I have a airflow DAG "example_ml.py" which has a task "train_ml_model" and this task is calling/running a python script "training.py".
-Dags/example_ml.py -Dags/training.py
When I run Dag, it is failing to import modules required for training script to execute.
Code snippet for DAG task:
train_model = PythonOperator(
task_id='train_model',
python_callable=training,
dag = dag
)
PS: I'm using k8s cluster. Airflow is running in k8s cluster, and executor is set to kubernetesExecutor. So when each DAG is triggered a new pod gets assigned to complete the task.

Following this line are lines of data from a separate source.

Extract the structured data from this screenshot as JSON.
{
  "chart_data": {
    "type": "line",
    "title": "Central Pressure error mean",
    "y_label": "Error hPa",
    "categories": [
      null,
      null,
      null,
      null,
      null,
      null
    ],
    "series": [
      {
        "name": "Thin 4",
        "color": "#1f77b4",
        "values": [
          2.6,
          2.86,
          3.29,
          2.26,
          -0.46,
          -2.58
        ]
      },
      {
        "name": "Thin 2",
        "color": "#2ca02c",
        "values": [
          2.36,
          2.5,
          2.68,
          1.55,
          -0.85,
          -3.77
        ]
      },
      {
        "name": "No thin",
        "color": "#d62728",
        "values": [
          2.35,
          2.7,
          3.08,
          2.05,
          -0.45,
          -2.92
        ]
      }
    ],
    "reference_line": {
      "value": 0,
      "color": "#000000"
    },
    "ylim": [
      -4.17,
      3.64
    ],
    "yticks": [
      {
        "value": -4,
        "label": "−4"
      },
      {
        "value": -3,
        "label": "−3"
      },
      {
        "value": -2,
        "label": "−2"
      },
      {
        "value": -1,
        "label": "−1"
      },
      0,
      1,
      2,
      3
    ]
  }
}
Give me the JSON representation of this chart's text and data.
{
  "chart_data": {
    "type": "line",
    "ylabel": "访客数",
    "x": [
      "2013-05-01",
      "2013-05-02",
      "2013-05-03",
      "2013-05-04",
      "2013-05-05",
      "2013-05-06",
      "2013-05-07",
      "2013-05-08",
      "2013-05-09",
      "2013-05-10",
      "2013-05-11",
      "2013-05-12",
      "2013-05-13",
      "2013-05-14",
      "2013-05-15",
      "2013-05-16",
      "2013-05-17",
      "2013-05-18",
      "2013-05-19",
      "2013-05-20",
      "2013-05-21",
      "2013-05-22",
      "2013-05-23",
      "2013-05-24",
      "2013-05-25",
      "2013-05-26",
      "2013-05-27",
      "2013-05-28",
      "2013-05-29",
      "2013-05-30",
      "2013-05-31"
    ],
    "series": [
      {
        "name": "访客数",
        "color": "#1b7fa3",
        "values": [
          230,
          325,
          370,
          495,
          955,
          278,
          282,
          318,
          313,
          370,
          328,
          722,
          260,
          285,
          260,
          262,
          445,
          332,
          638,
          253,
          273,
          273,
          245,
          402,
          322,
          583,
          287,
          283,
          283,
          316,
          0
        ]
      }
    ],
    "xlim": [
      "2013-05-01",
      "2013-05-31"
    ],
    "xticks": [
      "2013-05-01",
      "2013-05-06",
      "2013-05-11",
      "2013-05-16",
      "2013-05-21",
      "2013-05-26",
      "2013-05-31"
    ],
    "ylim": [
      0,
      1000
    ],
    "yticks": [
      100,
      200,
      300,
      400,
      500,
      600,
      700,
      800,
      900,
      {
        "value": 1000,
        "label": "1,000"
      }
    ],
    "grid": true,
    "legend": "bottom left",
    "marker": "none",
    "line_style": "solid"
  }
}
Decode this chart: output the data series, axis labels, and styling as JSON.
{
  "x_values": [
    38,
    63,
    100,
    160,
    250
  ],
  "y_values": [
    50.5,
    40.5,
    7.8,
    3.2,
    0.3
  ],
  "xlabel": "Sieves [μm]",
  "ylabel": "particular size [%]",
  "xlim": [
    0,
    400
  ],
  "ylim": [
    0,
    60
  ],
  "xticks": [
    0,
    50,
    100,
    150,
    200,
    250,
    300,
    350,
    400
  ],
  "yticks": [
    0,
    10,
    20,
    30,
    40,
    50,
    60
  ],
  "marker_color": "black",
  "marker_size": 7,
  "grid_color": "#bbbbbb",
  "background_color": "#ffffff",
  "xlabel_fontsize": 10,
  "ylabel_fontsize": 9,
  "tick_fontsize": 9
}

I have encountered the same issue with two dependencies (praw and supabase).
Here's my solution:
Add dependencies to a requirements.txt file:
To do this, list your dependencies using pip freeze
.
Then, select the target dependencies you want to install in Airflow.
Finally, copy the dependency and its version. For example: supabase==2.3.3
Modify your Dockerfile by adding the following to copy the requirements and install them:
COPY requirements.txt /requirements.txt
RUN pip install --user --upgrade pip
RUN pip install --no-cache-dir --user -r /requirements.txt
Build a new Docker image:
docker build . --tag extending_airflow:latest
Finally, bring up your environment:
docker-compose up -d --no-deps --build airflow-webserver airflow-scheduler
I hope this helps you!